Had any one of the Prime Minister’s detractors paused to consider the political implications of the Clarity Act – or, better yet, paused to consult their own pollsters - they would have found what the Angus Reid polling organization already knew: namely, that Canadians adored the Prime Minister’s legislation. They loved it to pieces, even. The pollsters’ figures were of the stop-the-presses variety: in Western Canada, 86 per cent of the 2,800 people contacted supported Mr. Chretien’s manoeuvre. And in Quebec, the figures were almost as encouraging: four out of five Quebeckers – French and English – agreed with the need for a clear majority on a clear question. And that even included Parti Quebecois and Bloc Quebecois supporters (77 per cent and 75 per cent, respectively).

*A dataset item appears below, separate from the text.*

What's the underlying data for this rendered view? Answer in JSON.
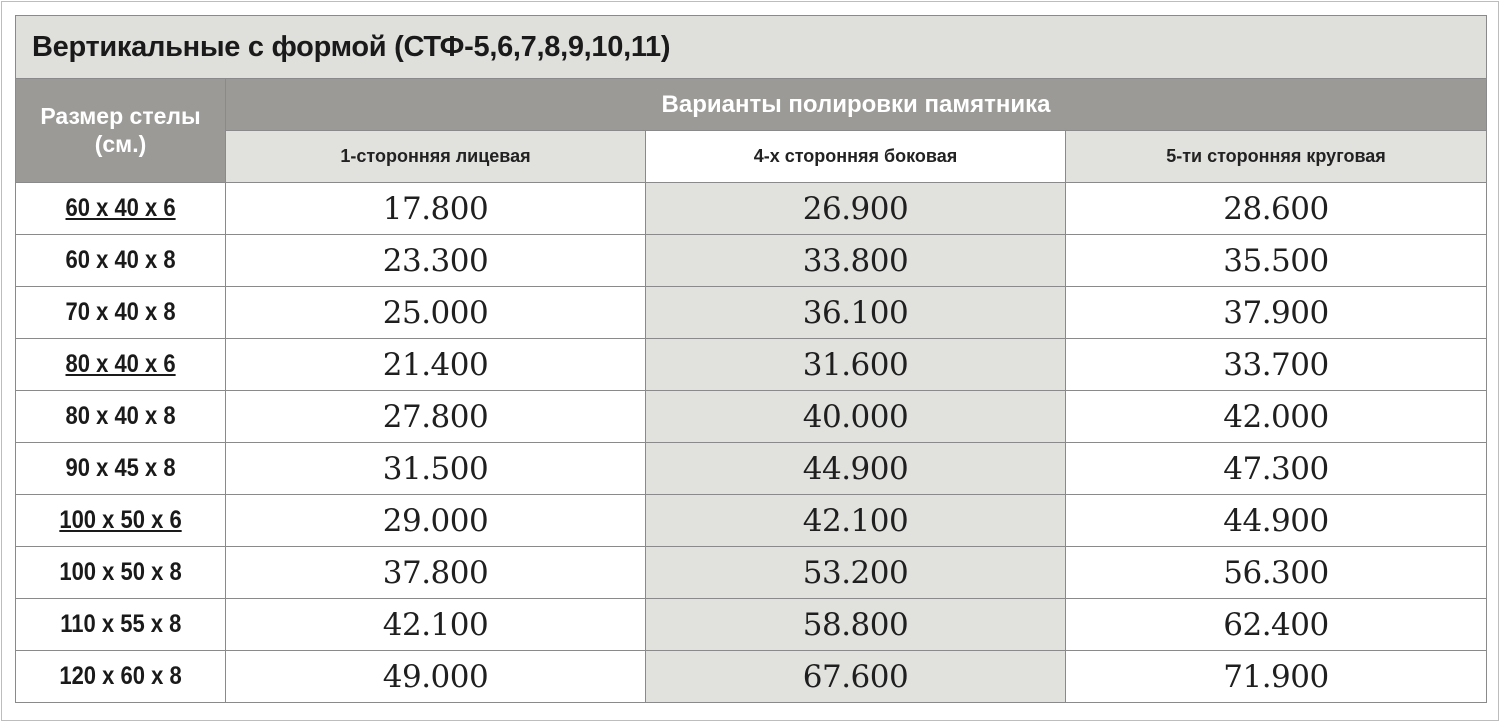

Press sentiment was pretty unanimous, too. “The federal government won,” said Alain Dubuc in La Presse. “The big winner of this manoeuvre is Jean Chretien,” opined Le Nouvelliste. “Chretien speaks for most Canadians,” the Kingston Whig-Standard wrote – while the Toronto Star’s editorial board noted that only Jean Chretien had spoken “forcefully for the rule of law.” Out West, it was the same: “Bravo, Jean!” wrote the Victoria Times Colonist. Even the editorial board at the National Post – no great fans of the Prime Minister, most days – applauded his “principled leadership.”

In the immediate aftermath to this political anthrax outbreak, the political corpses of Joe Clark, Preston Manning, that NDP person and Lucien Bouchard (along with Lucien’s concubines in the Bloc) could be seen littering the landscape. Sensing danger too late, Mr. Manning – who had initially excoriated Mr. Chretien’s plans - did a 180-degree turn on the Clarity Act that was rapid enough to cause whiplash. Joe Clark lost the public support of his deputy leader and members of his puny caucus. The NDP’s leader. whatsername, criticized the bill, then supported it, then lost her senior Quebecois advisor as a result. Mr. Bouchard, meanwhile, was again rumoured to be considering a departure for sunnier climes.

The building and protection of constitutions is indeed, as Niccolo Machiavelli declared, a dangerous business. But sometimes the danger is felt most acutely by the knee-jerk nay-sayers, and not those seeking to build and protect what we already have.

[Warren Kinsella is a public policy lawyer with McMillan Binch and a former Liberal candidate.]